Get out of your comfort zone and try something new.

You won’t win if you don’t change things up.

And while he would be right about all of it, Ihavetried other things. I have taken risks, but Layla is too strong a tennis player.

It’s my turn to serve when the second set starts, and I hate that I have to put my towel where Santi, Charlie, and the rest of my team are sitting.

“Cariño, get out of your head. You won’t win if you keep overthinking everything. You have to feel the game.” Santiago’s words are nothing more than background noise I drown out.

Feelingthe game is a bullshit concept I can’t do anything with. I need a strategy that works. I need to find a rhythm for myself that knocks Layla off balance.

I need, I need, I need.

The ball kid on my side of the court throws me several balls, and I inspect three of them before handing one back, sliding another into the pocket of the shorts that are under my dress, and bouncing the last one up and down. I take a few deep breaths, doing my best to focus on the game.

She will need two sets to win, and I won’t make this easy on her.

Mamá used to tell me five words to think about when I was losing. Five words that would give me back balance and help me win the game, even if it seemed hopeless.

Breathe.

Analyze.

Adjust.

Focus.

Win.

It’s almost as if she was giving me steps to follow. Breathe to slow my nervous heart. Analyze the game. Adjust according to my analysis. Focus on going through with my new plan. And win.

Simple enough when one looks at it from such a two-dimensional view.

Things are never so easy, though.

“Vamos, mariquita,” Santi calls out before the whole crowd in the Rod Laver Arena goes silent as I prepare to serve.

My first serve goes too far, which doesn’t help with my whole “recentering” thing because it only makes me feel even less confident. My hands start shaking as I bounce the ball to get ready for my second serve.

It goes out, too.

A double fault is not fucking great at this point in the game. I swallow another wave of tears as I wipe my face with my towel. Love-fifteen.
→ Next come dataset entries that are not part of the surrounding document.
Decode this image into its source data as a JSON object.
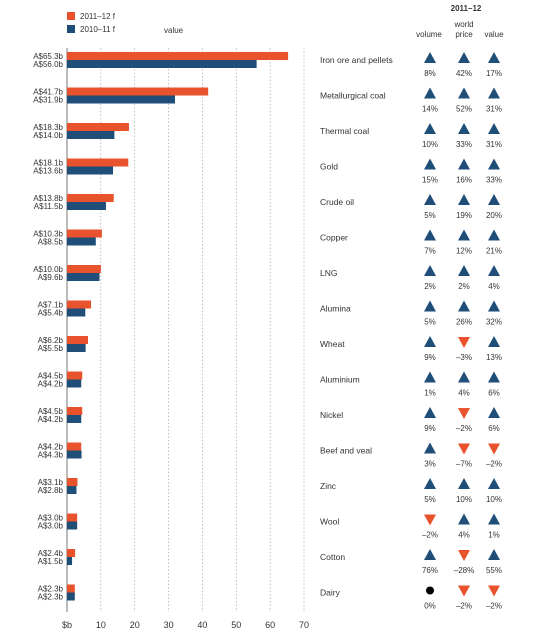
{
  "legend": {
    "items": [
      {
        "label": "2011–12 f",
        "color": "#e8522c"
      },
      {
        "label": "2010–11 f",
        "color": "#1f4e79"
      }
    ],
    "value_label": "value"
  },
  "table_header": {
    "period": "2011–12",
    "columns": [
      "volume",
      "world\nprice",
      "value"
    ]
  },
  "colors": {
    "orange": "#e8522c",
    "navy": "#1f4e79",
    "up": "#1f4e79",
    "down": "#e8522c",
    "neutral": "#000000"
  },
  "chart_data": {
    "type": "bar",
    "orientation": "horizontal",
    "xlabel": "$b",
    "xlim": [
      0,
      70
    ],
    "xticks": [
      10,
      20,
      30,
      40,
      50,
      60,
      70
    ],
    "grid": "vertical-dotted",
    "legend_position": "top-left",
    "categories": [
      "Iron ore and pellets",
      "Metallurgical coal",
      "Thermal coal",
      "Gold",
      "Crude oil",
      "Copper",
      "LNG",
      "Alumina",
      "Wheat",
      "Aluminium",
      "Nickel",
      "Beef and veal",
      "Zinc",
      "Wool",
      "Cotton",
      "Dairy"
    ],
    "series": [
      {
        "name": "2011–12 f",
        "values": [
          65.3,
          41.7,
          18.3,
          18.1,
          13.8,
          10.3,
          10.0,
          7.1,
          6.2,
          4.5,
          4.5,
          4.2,
          3.1,
          3.0,
          2.4,
          2.3
        ],
        "labels": [
          "A$65.3b",
          "A$41.7b",
          "A$18.3b",
          "A$18.1b",
          "A$13.8b",
          "A$10.3b",
          "A$10.0b",
          "A$7.1b",
          "A$6.2b",
          "A$4.5b",
          "A$4.5b",
          "A$4.2b",
          "A$3.1b",
          "A$3.0b",
          "A$2.4b",
          "A$2.3b"
        ]
      },
      {
        "name": "2010–11 f",
        "values": [
          56.0,
          31.9,
          14.0,
          13.6,
          11.5,
          8.5,
          9.6,
          5.4,
          5.5,
          4.2,
          4.2,
          4.3,
          2.8,
          3.0,
          1.5,
          2.3
        ],
        "labels": [
          "A$56.0b",
          "A$31.9b",
          "A$14.0b",
          "A$13.6b",
          "A$11.5b",
          "A$8.5b",
          "A$9.6b",
          "A$5.4b",
          "A$5.5b",
          "A$4.2b",
          "A$4.2b",
          "A$4.3b",
          "A$2.8b",
          "A$3.0b",
          "A$1.5b",
          "A$2.3b"
        ]
      }
    ],
    "changes_2011_12": [
      {
        "volume": [
          "up",
          "8%"
        ],
        "price": [
          "up",
          "42%"
        ],
        "value": [
          "up",
          "17%"
        ]
      },
      {
        "volume": [
          "up",
          "14%"
        ],
        "price": [
          "up",
          "52%"
        ],
        "value": [
          "up",
          "31%"
        ]
      },
      {
        "volume": [
          "up",
          "10%"
        ],
        "price": [
          "up",
          "33%"
        ],
        "value": [
          "up",
          "31%"
        ]
      },
      {
        "volume": [
          "up",
          "15%"
        ],
        "price": [
          "up",
          "16%"
        ],
        "value": [
          "up",
          "33%"
        ]
      },
      {
        "volume": [
          "up",
          "5%"
        ],
        "price": [
          "up",
          "19%"
        ],
        "value": [
          "up",
          "20%"
        ]
      },
      {
        "volume": [
          "up",
          "7%"
        ],
        "price": [
          "up",
          "12%"
        ],
        "value": [
          "up",
          "21%"
        ]
      },
      {
        "volume": [
          "up",
          "2%"
        ],
        "price": [
          "up",
          "2%"
        ],
        "value": [
          "up",
          "4%"
        ]
      },
      {
        "volume": [
          "up",
          "5%"
        ],
        "price": [
          "up",
          "26%"
        ],
        "value": [
          "up",
          "32%"
        ]
      },
      {
        "volume": [
          "up",
          "9%"
        ],
        "price": [
          "down",
          "–3%"
        ],
        "value": [
          "up",
          "13%"
        ]
      },
      {
        "volume": [
          "up",
          "1%"
        ],
        "price": [
          "up",
          "4%"
        ],
        "value": [
          "up",
          "6%"
        ]
      },
      {
        "volume": [
          "up",
          "9%"
        ],
        "price": [
          "down",
          "–2%"
        ],
        "value": [
          "up",
          "6%"
        ]
      },
      {
        "volume": [
          "up",
          "3%"
        ],
        "price": [
          "down",
          "–7%"
        ],
        "value": [
          "down",
          "–2%"
        ]
      },
      {
        "volume": [
          "up",
          "5%"
        ],
        "price": [
          "up",
          "10%"
        ],
        "value": [
          "up",
          "10%"
        ]
      },
      {
        "volume": [
          "down",
          "–2%"
        ],
        "price": [
          "up",
          "4%"
        ],
        "value": [
          "up",
          "1%"
        ]
      },
      {
        "volume": [
          "up",
          "76%"
        ],
        "price": [
          "down",
          "–28%"
        ],
        "value": [
          "up",
          "55%"
        ]
      },
      {
        "volume": [
          "neutral",
          "0%"
        ],
        "price": [
          "down",
          "–2%"
        ],
        "value": [
          "down",
          "–2%"
        ]
      }
    ]
  }
}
What a way to start the set.

“Come on, Catalina,” I mumble to myself as I place the towel down again, letting one of the ball kids hand me three more balls. I repeat the same process as earlier, only this time, I don’t care which ball I choose. I pretend like I do for the crowd, but I’m not actually looking.

I don’t know how not to get rattled. It’s always been like this. Sometimes I wonder how I even got the second-place spot in the world rankings, considering how horribly I react once I’m under pressure. Tennis players are taught to deal with these feelings, to ignore the score and go one point at a time.